Gran
Everyone called my grandmother “Gran.” She was a no-nonsense presence, who believed one of her missions in life was to keep me on the straight and narrow, beginning in early childhood.
She often predicted dire things with authority. “As you grow older,” she told me, “your nose and chin will grow until they almost touch.” That kept me shivering before a mirror for a week or so.
If you rode on the merry-go-round with Gran, you had to sit on those benches they used to have, never mind mounting on those wild, plunging horses. If a vendor sold popcorn in various colors and you longed for pink, Gran saw to it you were served the ordinary white kind.
When Hattie, a neighbor of ours got married, Gran, who disapproved of the groom, snorted, “Well she sure took her ducks to a mighty poor market.” I wondered about that and had the notion to ask Hattie about keeping poultry but never had a chance.
To teach me not to disobey my elders, Gran told me a story of her childhood.
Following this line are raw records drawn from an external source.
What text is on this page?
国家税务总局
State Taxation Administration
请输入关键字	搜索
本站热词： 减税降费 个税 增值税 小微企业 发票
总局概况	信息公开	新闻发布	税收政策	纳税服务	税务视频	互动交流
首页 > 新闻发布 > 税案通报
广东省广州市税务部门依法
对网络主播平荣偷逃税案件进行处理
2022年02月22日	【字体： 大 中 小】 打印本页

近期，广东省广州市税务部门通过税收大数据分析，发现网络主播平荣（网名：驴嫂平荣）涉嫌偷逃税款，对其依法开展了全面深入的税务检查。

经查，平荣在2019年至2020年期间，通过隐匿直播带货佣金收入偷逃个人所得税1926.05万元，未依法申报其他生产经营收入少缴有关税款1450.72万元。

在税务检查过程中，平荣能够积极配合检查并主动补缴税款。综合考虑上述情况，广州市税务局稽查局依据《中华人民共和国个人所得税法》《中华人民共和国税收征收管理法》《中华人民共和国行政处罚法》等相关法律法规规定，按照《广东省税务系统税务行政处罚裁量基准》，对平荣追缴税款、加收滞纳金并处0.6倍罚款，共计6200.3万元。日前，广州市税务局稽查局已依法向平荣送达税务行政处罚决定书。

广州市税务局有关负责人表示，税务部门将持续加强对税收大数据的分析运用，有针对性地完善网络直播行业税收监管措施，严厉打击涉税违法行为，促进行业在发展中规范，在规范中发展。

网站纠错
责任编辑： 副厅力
It seemed her older brother got sick with a fever and the doctor at that time ordered that he should have no liquids.
“He kept calling me, over and over,” she said dramatically. “He said if I would go out to the well and draw him a bucket of cool water and give it to him, he would give me his horse to keep.”
“And did you get the horse?” I asked.
“Of course not. We had been told he couldn’t have that water and I always obeyed the rules,” she said.
I didn’t tell her, but I knew I couldn’t have been so obedient. I guess I was a lost cause.
Then one day, my brother was housed in the spare bedroom with a fever. There were comings and goings and commands to be quiet and stay in another part of the house. There was even a delivery with packages from the drug store.
When Gran went into the kitchen to finish ironing, I entered my brother’s sanctuary. The curtains were drawn, but I could see him asleep in the bed. I had a chance not to be a hero like Gran, but to follow my own instincts.
“Do you want a drink of water?” I inquired.
The muffled voice from the bed thundered, “Get out!”
I started for the door, nearly knocking over the bedside table, furnished with glasses and a pitcher of water. In the middle stood a larger glass partially filled with a brown liquid and a soda straw. It smelled good, and I figured if my brother wasn’t going to give me a present, certainly not a horse, that I could make my own choice of a gift. I sipped the delicious liquid, not knowing it was my first malted milk, and I never told a soul about stealing from the feeble and infirmed. That is, until now.